One reason for Koepka’s odd ratio: His path to greatness contained detours. It included a stint on the second-tier European Challenge Tour out of college — where Koepka won a lot, enough to gain automatic promotion to the main tour within roughly a calendar year. Once there, he remained a card-carrying member of the European Tour through the end of the 2015 season.
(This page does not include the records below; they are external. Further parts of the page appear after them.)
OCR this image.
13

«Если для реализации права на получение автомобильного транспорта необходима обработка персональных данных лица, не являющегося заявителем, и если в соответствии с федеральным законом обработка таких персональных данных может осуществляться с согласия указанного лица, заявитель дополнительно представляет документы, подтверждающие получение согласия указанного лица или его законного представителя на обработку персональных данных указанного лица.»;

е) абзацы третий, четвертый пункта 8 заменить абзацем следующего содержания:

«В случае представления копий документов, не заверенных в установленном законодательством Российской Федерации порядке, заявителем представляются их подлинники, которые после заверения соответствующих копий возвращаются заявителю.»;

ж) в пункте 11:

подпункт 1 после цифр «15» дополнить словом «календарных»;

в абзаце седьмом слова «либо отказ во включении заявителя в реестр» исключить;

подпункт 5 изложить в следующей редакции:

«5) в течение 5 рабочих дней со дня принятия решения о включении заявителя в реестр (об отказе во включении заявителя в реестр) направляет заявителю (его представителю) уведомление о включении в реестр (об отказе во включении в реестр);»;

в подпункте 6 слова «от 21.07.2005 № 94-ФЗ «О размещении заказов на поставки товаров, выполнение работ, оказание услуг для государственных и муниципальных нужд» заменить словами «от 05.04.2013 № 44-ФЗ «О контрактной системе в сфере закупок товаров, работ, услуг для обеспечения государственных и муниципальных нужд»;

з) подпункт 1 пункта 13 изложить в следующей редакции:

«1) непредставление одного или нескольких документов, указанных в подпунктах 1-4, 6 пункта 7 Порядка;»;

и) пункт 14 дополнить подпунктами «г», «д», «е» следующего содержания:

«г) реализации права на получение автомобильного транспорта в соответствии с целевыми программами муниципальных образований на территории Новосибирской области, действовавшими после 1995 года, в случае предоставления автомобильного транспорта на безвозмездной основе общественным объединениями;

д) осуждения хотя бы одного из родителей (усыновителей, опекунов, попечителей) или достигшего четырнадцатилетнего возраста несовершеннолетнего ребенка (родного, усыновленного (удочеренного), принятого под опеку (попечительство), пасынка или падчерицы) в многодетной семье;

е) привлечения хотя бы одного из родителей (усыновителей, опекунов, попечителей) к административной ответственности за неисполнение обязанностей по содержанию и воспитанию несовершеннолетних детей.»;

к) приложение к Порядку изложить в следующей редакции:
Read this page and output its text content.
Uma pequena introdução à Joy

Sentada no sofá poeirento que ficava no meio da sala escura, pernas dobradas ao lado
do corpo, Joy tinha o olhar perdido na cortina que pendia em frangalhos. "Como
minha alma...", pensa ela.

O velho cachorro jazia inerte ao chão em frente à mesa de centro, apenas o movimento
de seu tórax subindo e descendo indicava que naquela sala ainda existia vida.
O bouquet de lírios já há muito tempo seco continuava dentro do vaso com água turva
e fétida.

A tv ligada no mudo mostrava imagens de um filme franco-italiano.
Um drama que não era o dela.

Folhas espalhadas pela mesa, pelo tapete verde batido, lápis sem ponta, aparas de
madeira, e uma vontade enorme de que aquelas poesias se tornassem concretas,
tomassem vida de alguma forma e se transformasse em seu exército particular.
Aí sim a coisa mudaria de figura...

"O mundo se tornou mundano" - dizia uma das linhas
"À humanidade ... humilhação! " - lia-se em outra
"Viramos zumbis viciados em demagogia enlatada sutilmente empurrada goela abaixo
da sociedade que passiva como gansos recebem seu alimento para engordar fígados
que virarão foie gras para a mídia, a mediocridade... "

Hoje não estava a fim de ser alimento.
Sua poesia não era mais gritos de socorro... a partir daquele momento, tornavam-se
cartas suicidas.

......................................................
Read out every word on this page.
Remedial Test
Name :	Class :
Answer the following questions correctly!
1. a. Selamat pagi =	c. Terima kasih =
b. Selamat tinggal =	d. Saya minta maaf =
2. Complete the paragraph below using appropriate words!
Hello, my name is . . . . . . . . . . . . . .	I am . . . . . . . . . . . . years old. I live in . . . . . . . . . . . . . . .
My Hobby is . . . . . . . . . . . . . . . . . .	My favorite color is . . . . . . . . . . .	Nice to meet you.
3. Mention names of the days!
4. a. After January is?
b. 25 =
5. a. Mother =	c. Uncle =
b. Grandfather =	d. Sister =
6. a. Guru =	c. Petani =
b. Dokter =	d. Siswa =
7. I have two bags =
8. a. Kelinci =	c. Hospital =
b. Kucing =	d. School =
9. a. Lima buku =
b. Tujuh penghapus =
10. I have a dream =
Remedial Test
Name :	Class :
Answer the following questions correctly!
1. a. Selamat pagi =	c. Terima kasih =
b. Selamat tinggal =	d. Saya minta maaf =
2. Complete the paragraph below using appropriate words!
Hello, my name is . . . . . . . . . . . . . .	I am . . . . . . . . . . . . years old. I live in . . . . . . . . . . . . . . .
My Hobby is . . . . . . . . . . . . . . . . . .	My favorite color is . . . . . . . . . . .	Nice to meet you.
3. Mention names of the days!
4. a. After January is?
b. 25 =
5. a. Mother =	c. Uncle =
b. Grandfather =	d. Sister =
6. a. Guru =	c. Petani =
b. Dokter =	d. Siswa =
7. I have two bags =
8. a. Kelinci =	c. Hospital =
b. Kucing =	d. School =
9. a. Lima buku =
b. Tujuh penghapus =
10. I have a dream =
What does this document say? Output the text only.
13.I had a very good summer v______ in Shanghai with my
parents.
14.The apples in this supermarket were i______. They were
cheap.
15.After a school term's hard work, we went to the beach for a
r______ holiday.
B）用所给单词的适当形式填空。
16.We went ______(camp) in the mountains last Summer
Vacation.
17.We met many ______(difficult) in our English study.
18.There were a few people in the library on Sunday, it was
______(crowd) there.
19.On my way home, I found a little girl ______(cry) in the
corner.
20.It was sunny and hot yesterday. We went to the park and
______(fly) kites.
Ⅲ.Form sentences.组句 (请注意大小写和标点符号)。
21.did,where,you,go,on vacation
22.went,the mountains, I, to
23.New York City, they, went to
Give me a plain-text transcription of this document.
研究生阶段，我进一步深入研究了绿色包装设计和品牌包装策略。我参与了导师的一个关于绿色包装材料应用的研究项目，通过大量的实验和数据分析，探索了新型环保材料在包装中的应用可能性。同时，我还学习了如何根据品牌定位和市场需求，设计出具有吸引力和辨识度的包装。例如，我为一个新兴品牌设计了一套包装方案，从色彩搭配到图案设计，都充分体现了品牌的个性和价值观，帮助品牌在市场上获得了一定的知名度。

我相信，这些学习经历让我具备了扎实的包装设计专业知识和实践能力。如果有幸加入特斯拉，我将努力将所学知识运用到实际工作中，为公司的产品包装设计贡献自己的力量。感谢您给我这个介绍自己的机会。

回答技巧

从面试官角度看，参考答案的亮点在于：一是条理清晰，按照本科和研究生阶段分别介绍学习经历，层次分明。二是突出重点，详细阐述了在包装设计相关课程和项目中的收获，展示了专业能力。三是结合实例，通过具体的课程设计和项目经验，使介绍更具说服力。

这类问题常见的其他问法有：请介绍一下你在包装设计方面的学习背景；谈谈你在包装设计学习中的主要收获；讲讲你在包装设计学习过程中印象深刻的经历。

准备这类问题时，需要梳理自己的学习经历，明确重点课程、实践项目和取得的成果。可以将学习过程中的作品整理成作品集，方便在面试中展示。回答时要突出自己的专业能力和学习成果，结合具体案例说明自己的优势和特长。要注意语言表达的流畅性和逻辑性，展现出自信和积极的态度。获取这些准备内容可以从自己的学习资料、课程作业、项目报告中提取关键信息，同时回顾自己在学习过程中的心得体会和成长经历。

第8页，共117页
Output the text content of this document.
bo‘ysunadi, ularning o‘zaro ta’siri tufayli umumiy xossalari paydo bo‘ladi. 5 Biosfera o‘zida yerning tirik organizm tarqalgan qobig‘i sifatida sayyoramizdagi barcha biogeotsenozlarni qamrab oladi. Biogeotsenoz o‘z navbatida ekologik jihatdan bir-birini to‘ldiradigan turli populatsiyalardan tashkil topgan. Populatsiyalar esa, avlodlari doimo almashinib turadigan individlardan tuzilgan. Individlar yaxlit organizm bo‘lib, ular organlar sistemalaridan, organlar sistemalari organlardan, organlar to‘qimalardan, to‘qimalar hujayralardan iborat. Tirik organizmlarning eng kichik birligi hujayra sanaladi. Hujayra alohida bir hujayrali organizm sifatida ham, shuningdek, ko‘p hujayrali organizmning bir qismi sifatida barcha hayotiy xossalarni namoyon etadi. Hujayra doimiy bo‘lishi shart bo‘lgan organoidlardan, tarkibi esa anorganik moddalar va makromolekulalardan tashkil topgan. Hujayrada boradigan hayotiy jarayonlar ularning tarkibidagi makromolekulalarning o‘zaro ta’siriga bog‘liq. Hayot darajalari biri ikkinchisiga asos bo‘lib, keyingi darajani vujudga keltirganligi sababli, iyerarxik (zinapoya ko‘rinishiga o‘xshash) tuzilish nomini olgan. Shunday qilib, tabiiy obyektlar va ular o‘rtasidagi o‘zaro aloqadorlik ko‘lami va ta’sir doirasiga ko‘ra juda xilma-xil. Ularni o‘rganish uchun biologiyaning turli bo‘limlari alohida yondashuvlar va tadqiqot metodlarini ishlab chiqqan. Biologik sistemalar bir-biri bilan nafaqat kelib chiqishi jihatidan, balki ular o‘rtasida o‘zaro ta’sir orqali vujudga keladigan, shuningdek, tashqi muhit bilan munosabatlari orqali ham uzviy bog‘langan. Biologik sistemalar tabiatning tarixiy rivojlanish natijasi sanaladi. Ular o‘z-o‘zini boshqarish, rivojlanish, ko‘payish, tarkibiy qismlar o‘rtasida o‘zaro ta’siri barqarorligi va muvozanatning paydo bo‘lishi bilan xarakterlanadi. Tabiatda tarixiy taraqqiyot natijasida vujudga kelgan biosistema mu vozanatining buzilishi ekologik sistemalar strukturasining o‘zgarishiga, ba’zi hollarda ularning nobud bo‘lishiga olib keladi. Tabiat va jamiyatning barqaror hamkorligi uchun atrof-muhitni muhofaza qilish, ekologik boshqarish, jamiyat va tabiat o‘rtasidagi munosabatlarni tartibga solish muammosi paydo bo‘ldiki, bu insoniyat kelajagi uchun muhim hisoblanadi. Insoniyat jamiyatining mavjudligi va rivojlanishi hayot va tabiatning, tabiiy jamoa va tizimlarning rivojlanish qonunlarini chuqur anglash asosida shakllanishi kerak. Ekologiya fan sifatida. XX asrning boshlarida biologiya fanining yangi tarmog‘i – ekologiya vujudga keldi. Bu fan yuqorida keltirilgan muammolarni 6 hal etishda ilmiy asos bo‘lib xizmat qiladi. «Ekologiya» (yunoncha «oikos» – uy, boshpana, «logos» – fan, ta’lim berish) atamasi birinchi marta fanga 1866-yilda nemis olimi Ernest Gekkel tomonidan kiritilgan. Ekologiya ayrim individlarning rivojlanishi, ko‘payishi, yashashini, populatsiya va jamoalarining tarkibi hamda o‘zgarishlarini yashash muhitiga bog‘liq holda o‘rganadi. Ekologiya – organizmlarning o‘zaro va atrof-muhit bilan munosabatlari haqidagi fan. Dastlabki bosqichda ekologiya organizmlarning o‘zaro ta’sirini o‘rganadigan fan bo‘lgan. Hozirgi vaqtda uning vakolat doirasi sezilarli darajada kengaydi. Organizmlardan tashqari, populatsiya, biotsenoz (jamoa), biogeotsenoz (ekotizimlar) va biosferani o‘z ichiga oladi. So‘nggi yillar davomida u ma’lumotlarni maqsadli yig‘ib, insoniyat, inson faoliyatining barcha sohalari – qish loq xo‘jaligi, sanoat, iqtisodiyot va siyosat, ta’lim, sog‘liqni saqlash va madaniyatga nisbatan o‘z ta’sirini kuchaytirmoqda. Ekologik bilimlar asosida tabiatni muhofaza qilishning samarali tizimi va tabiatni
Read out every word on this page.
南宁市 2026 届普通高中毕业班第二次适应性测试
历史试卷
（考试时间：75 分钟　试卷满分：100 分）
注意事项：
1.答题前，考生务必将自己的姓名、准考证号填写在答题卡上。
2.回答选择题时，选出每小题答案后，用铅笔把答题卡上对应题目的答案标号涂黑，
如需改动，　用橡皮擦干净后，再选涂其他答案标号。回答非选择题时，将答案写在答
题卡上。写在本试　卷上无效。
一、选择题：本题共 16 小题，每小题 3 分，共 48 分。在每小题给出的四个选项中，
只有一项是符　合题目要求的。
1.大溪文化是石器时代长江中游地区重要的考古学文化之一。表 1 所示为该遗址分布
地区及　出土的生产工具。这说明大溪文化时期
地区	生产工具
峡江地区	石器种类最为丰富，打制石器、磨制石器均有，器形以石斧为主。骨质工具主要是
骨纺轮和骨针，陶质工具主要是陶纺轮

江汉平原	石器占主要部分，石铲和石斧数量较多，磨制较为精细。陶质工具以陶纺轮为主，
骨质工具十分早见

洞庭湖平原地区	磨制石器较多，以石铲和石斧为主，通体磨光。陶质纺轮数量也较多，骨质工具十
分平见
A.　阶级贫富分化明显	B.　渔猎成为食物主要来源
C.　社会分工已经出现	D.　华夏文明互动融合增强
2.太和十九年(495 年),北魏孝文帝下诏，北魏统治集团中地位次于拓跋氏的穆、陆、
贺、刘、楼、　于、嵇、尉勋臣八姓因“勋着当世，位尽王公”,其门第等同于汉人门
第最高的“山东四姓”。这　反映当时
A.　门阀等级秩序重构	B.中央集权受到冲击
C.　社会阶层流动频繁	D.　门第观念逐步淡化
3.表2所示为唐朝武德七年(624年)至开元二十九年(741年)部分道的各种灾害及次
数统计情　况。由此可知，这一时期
Since he didn’t play a full season of PGA Tour events until three years ago, he hasn’t had quite as much time to pile up wins in America as we’d expect just from eyeballing the span of his pro career.

Still, Koepka owns one of the oddest — and most enviable — major records of any golfer ever. The way he’s playing, he’ll probably rack up ordinary PGA Tour wins before too long, but for now he has saved almost all of his winning for the tournaments that matter most.

Neil Paine was the acting sports editor at FiveThirtyEight.